Pu Erh Tea - What is it?
Pu Erh Tea
We’ve embraced Pu Erh tea wholeheartedly at Blue Mountain Tea Company and are creating converts every day! If that sounds a bit evangelical - guilty as charged. I’ve personally experienced the benefits of this tea – as a hangover cure, a meditative aid and a stomach soother and I’m so excited to share it with our customers.
So what is Pu Erh?
Pu Erh is an elixir as much as a tea. Similar to sparkling wine, which can only be called Champagne if it comes from that region, post fermented black tea cannot be designated Pu Erh unless it comes from the Yunnan district in South Western China. It's one of the few teas to be designated a protected origin product by the Chinese government. This incredibly complex and interesting tea is valued not only for its medicinal qualities but also for its refined, ever changing taste. Collectors seek out the very best aged tea which can be upwards of 150 years old and will pay 10s of thousands of dollars for it.
It begins with the Camelia Sinensis plant as all Chinese teas do. It comes however, from ancient trees and it is sold in two forms – Sheng (Raw) and Shou (Ripe).
The process for both starts the same way. Fresh picked tea is tossed in giant woks over an open flame, to halt the oxidation but not so long as to drive off all moisture and kill natural bacteria. The tea is then left to dry in the sun, but the bacteria live on. The tea is compressed into cakes or bricks and stored for years or decades, continuing to ferment.
Aged 'Raw' (Sheng): There are many schools on how to age pu-erh, but all involve controlled heat and humidity to smooth out the tea's rough edges and make for a dark, deep flavoured, smooth brew with woodsy, earthy qualities.
'Ripe' (Shou): In the late 70s a new technique was developed as demand for the aged tea exploded. The tea makers developed an expedited fermentation process, bringing bricks of tea to market within 6 months of harvest. The leaves are piled in rooms and left to effectively compost for months in the heat and humidity from their own biomass. The flavour is less deep and complex.
Chinese Medicinal Use
The Chinese believe that Pu Erh tea has greater health benefits than other teas. Pu Erh tea goes through a special fermentation process that makes it very beneficial to the digestive system. It is often used medicinally to lower cholesterol as it contains lovastatin. It’s also been promoted to remove toxins from the body, cure dysentery, induce weight loss, improve eyesight and promote blood circulation.
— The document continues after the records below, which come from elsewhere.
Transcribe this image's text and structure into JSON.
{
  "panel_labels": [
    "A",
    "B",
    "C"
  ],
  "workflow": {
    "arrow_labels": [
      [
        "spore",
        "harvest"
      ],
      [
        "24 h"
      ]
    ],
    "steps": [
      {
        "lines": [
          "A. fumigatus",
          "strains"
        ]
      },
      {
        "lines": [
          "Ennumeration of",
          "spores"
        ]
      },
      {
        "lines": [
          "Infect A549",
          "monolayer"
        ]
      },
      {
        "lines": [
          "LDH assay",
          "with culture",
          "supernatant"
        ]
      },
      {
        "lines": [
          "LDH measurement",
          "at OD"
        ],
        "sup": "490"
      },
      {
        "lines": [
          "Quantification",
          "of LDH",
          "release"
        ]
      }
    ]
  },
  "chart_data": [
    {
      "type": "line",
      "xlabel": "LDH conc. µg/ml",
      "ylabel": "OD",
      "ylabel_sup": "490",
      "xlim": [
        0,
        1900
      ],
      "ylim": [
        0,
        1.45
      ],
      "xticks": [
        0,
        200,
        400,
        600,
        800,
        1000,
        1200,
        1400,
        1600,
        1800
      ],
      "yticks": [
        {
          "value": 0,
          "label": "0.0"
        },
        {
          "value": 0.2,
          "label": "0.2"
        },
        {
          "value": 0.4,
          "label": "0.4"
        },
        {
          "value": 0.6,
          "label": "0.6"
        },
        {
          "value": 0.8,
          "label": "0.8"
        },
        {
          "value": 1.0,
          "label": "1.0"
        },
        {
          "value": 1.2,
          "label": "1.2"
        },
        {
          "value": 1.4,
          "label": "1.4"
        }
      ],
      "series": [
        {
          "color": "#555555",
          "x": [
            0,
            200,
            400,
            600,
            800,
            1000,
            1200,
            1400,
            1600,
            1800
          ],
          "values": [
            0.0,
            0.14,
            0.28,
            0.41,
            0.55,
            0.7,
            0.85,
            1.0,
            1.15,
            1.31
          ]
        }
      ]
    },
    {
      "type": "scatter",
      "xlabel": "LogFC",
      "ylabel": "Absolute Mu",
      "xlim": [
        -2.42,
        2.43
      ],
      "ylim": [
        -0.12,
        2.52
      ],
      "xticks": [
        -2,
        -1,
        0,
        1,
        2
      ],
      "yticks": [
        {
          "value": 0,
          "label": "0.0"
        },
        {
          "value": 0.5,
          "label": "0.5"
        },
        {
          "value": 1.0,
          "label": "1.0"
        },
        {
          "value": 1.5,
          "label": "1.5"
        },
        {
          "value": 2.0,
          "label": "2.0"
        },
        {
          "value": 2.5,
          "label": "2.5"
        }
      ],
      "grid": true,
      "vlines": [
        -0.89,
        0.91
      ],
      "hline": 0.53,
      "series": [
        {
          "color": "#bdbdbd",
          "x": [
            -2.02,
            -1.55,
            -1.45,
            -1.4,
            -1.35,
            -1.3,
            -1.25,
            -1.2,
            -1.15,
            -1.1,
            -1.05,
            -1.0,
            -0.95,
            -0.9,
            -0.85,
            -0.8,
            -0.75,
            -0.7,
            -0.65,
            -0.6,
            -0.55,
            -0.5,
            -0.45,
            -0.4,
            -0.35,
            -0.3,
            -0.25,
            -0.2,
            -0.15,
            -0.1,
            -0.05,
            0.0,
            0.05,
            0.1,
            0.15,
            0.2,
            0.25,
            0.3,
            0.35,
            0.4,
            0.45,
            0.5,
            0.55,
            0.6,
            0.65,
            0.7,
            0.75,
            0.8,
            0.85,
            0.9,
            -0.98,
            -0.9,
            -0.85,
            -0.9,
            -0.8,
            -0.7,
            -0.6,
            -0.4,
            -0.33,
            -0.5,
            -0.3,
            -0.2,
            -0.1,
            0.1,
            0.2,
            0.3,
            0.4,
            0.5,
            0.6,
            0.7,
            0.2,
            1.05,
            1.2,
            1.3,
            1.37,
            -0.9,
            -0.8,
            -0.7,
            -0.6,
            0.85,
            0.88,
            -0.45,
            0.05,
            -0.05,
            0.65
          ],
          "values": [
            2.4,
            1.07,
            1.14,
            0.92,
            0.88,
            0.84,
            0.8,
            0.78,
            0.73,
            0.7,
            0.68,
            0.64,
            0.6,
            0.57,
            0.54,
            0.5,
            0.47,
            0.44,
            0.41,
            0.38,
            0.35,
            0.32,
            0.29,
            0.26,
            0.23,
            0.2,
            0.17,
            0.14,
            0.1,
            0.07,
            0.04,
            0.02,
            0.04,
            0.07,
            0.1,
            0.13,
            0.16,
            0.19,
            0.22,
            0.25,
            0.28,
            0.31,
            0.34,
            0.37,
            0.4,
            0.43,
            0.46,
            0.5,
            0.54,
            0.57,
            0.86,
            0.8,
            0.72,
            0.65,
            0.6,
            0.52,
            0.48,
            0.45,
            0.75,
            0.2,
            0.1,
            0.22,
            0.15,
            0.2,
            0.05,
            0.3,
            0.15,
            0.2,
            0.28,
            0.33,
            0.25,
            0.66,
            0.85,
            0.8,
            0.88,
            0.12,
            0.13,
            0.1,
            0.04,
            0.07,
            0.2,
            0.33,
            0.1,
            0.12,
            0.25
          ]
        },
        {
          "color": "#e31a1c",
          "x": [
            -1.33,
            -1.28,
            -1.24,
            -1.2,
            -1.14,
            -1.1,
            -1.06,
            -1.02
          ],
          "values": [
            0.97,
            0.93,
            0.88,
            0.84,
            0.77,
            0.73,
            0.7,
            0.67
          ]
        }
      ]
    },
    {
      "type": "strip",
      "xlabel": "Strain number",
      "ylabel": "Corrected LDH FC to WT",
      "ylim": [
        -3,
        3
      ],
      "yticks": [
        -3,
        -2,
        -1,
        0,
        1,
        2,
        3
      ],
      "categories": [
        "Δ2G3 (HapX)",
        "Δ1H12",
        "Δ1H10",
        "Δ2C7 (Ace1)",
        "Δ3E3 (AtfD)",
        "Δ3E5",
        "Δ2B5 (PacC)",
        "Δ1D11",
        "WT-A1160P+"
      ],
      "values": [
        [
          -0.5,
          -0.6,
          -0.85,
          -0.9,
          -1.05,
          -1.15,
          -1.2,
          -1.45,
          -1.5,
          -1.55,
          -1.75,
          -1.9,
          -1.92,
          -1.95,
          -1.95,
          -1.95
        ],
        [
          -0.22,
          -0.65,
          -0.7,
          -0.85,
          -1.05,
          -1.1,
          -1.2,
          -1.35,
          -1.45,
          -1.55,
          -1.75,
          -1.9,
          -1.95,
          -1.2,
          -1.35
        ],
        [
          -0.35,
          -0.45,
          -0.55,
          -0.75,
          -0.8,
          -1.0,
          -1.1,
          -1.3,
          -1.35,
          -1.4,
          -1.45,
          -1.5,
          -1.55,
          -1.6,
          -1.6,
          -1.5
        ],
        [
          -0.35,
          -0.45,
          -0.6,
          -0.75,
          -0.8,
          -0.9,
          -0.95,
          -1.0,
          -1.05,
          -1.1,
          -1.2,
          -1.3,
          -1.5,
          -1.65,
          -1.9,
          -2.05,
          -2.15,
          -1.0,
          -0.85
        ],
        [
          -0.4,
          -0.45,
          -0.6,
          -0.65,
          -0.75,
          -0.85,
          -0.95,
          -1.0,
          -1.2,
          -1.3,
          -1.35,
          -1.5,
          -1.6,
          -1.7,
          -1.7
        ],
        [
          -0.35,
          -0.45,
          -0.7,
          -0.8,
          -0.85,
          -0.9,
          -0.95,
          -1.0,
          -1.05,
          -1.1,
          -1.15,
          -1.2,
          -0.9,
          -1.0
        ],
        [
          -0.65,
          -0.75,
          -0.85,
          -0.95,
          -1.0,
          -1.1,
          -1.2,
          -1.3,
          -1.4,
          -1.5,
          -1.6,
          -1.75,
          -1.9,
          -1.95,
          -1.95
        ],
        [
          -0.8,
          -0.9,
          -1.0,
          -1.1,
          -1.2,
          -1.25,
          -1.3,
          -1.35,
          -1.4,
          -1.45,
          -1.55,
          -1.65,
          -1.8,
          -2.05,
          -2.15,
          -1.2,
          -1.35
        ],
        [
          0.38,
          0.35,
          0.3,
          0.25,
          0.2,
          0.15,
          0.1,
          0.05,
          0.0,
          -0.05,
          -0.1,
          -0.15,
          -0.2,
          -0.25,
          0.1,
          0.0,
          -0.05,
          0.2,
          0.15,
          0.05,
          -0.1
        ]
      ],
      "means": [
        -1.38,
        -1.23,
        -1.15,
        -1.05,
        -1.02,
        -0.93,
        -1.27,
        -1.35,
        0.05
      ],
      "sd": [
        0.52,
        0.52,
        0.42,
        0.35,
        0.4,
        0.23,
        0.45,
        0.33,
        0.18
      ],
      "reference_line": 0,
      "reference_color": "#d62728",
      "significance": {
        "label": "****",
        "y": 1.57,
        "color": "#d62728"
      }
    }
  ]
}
Pu-erh tea is also used for improving mental focus and clear thinking.
Most tea farmers sell their dried tea directly to vendors or wholesalers, but with pu-erh there's usually a middle step. Farmers sell their finished loose leaves (called maocha) to processors who often blend leaves from several sources, steam them, then compress them under heavy weights into a variety of shapes, such as frisbee-like cakes, square bricks, and small concave nests. This Ming Dynasty-era practice was originally developed to make tea easier to transport over long distances, but these days is reserved for teas designed for aging; the compressed form makes for a more stable and portable aging environment as time does its thing.
A cake of pu-erh is in a constant state of change, and as you chip away leaves to drink over the months and years, no two brews will taste the same.
Young 'Raw': This looks like green tea more than anything else, and it's either brand new or not old enough (under, say, two to three years) to develop any of the aged characteristics of more mature pu-erh. It can be floral and sweet or as bitter as amaro, but there's an undeniable youth and grassy freshness to the brew. Some pu-erh people hate the taste of bitter young sheng, but others specifically seek it out for those bitter qualities. And some of the best young sheng out there should be drank fast, like green tea; not all pu-erh ages well, and time can just flatten out its snappy, vegetal flavor without adding anything new.
Fortunately, no matter what kind of pu-erh you have, brewing it is relatively straightforward. Like other fine Chinese teas, it benefits from using a lot of leaf in small pots, brewing for short times (15 to 60 seconds) over a series of as many as two dozen infusions with boiling or near-boiling water, adjusting as you go. (More on this kind of brewing right this way.) More than most tea, pu-erh is built for change, not just over months and years, but over a single brew session.
You can use a scale to weigh out your leaves to the gram, but I usually break off a six- to 10-gram chunk with a butter knife for a 100-milliliter gaiwan or clay teapot.* Even relatively simple fresh, young sheng pu-erh will develop in your pot as you keep re-steeping, and more mature aged teas can travel from dank and mushroomy to spicy-sweet to grapey-floral.